In the life of earnest Christians, of those who pursue and profess holiness, humility ought to be the chief mark of their uprightness. It is often said that it is not so. May not one reason be that in the teaching and example of the Church, it has never had that place of supreme importance which belongs to it? And that this, again, is owing to the neglect of this truth, that strong as sin is as a motive to humility, there is one of still wider and mightier influence, that which makes the angels, that which made Jesus, that which makes the holiest of saints in heaven, so humble; that the first and chief mark of the relation of the creature, the secret of his blessedness, is the humility and nothingness which leaves God free to be all?

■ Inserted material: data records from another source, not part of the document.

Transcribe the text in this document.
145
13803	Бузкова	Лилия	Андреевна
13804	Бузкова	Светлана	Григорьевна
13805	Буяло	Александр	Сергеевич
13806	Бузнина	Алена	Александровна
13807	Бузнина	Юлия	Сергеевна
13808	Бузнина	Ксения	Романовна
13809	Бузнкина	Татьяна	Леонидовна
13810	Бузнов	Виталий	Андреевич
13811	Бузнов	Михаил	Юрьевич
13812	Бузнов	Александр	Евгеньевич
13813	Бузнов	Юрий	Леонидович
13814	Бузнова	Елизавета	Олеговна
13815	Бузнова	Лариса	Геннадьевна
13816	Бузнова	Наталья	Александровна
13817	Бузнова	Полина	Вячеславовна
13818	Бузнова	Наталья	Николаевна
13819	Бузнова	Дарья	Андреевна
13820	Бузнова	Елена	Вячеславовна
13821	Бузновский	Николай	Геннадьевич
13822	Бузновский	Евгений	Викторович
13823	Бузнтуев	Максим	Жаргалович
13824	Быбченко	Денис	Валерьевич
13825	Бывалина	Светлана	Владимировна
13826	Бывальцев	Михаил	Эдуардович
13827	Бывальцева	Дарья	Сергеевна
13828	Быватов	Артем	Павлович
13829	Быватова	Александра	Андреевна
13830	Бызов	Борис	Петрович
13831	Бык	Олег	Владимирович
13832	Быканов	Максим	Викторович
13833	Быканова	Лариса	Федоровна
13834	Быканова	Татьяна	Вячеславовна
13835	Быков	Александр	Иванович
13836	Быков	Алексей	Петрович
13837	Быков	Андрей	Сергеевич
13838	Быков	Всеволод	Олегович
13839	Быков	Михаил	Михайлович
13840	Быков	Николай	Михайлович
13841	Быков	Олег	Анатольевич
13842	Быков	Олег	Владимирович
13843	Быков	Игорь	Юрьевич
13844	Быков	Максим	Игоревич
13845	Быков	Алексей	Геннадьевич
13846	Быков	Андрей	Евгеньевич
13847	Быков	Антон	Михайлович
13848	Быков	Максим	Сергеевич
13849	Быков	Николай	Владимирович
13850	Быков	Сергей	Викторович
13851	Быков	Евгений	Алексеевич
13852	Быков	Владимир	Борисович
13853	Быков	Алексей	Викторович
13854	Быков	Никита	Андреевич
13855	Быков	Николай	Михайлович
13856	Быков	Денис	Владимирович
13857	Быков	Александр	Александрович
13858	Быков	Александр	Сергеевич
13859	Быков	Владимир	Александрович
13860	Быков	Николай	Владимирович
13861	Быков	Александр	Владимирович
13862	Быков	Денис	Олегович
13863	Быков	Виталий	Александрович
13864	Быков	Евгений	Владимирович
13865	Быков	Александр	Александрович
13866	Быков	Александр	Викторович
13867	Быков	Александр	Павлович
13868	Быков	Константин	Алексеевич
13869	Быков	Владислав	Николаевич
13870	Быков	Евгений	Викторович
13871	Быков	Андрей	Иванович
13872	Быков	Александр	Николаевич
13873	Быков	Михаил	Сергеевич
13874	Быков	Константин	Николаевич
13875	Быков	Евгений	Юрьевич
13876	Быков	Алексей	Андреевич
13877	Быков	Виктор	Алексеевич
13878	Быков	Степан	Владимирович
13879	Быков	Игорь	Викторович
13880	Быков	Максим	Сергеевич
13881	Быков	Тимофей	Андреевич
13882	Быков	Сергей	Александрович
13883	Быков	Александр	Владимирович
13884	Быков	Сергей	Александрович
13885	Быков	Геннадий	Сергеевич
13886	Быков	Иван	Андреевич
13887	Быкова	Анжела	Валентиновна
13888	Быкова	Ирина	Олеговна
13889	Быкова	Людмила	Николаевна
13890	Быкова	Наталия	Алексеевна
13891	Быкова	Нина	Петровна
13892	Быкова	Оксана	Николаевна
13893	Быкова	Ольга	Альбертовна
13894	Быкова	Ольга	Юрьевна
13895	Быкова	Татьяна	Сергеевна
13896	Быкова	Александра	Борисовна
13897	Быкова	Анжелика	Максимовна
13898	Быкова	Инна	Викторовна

I am sure there are many Christians who will confess that their experience has been very much like my own in this, that we had long known the Lord without realizing that meekness and lowliness of heart are to be the distinguishing feature of the disciple as they were of the Master. And further, that this humility is not a thing that will come of itself, but that it must be made the object of special desire and prayer and faith and practice. As we study the word, we shall see what very distinct and oft-repeated instructions Jesus gave His disciples on this point, and how slow they were in understanding Him. Let us, at the very commencement of our meditations, admit that there is nothing so natural to man, nothing so insidious and hidden from our sight, nothing so difficult and dangerous, as pride. Let us feel that nothing but a very determined and persevering waiting on God and Christ will discover how lacking we are in the grace of humility, and how impotent to obtain what we seek. Let us study the character of Christ until our souls are filled with the love and admiration of His lowliness. And let us believe that, when we are broken down under a sense of our pride, and our impotence to cast it out, Jesus Christ Himself will come in to impart this grace too, as a part of His wondrous life within us.

NOTE A–

“All this is to make it known the region of eternity that pride can degrade the highest angels into devils, and humility raise fallen flesh and blood to the thrones of angels. Thus, this is the great end of God raising a new creation out of a fallen kingdom of angels: for this end it stands in its state of war betwixt the fire and pride of fallen angels, and the humility of the Lamb of God, that the last trumpet may sound the great truth through the depths of eternity, that evil can have no beginning but from pride, and no end but from humility. The truth is this: Pride may die in you, or nothing of heaven can live in you. Under the banner of the truth, give yourself up to the meek and humble spirit of the holy Jesus. Humility must sow seed, or there can be no reaping in Heaven. Look not at pride only as an unbecoming temper, nor at humility only as a decent virtue: for the one is death, and the other is life; the one is all hell, the other is all heaven. So much as you have of pride within you, you have of the fallen angels alive in you; so much as you have of true humility, so much you have of the Lamb of God within you. Could you see what every stirring of pride does to your soul, you would beg of everything you meet to tear the viper from you, though with the loss of a hand or an eye. Could you see what a sweet, divine, transforming power there is in humility, how it expels the poison of your nature, and makes room for the Spirit of God to live in you, you would rather wish to be the footstool of all the world than want the smallest degree of it.” –Spirit of Prayer, Pt.II, p.73, Edition of Moreton, Canterbury, 1893.